WeWork may have been pulled back from the edge of insolvency by its biggest investor, but many of its landlords are still preparing for a worst-case scenario.
SoftBank Group, which led the funding that valued WeWork at $47B in January, officially took over the company last week by providing a financial lifeline in the form of billions more in cash.
In a $9.5B deal, the Japanese conglomerate now owns more than an 80% share and provided WeWork $5B in new financing, including a $1.5B wire transfer last week to ensure it has enough cash to maintain its operations.
But skepticism about WeWork’s future and its sizable portfolio remain, even as the company, the largest private occupier of office space in both New York City and London, scrambles to right the ship.

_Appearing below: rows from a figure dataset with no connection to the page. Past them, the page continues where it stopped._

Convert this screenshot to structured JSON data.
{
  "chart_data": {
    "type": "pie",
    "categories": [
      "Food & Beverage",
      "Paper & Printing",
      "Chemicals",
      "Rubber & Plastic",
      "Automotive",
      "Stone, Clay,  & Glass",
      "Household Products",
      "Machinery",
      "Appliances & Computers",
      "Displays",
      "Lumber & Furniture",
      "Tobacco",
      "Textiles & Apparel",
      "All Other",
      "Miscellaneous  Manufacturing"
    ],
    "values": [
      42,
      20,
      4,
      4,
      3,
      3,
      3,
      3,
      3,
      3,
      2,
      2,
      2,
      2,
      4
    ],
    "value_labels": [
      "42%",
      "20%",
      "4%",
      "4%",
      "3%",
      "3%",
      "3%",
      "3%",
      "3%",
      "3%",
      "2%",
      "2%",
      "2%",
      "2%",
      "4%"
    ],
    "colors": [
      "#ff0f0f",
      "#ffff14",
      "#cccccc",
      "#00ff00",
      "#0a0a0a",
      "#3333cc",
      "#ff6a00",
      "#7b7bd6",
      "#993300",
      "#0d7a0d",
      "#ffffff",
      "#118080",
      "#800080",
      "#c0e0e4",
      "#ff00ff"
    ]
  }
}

One national landlord that has been negotiating two office deals with WeWork said conversations with the company have gone from “business as usual," even during the tumultuous initial public offering process, to being fully stalled.
“Now, the latest thing they told us after the SoftBank bailout was announced, [was] ‘we are still on hold, and we could be back to you in two days, two weeks — or never,'” the person said, who requested anonymity to discuss negotiations.
Landlords say events of the last two months have led to a heightened level of caution with the company. Multiple potential WeWork lease deals in New York City are said to be canceled or halted, and scores of possible deals in London are now in jeopardy as WeWork reviews its expansion there, Bloomberg reports.
For landlords with WeWork commitments already in place, there is a growing acknowledgement that they may need to consider a Plan B.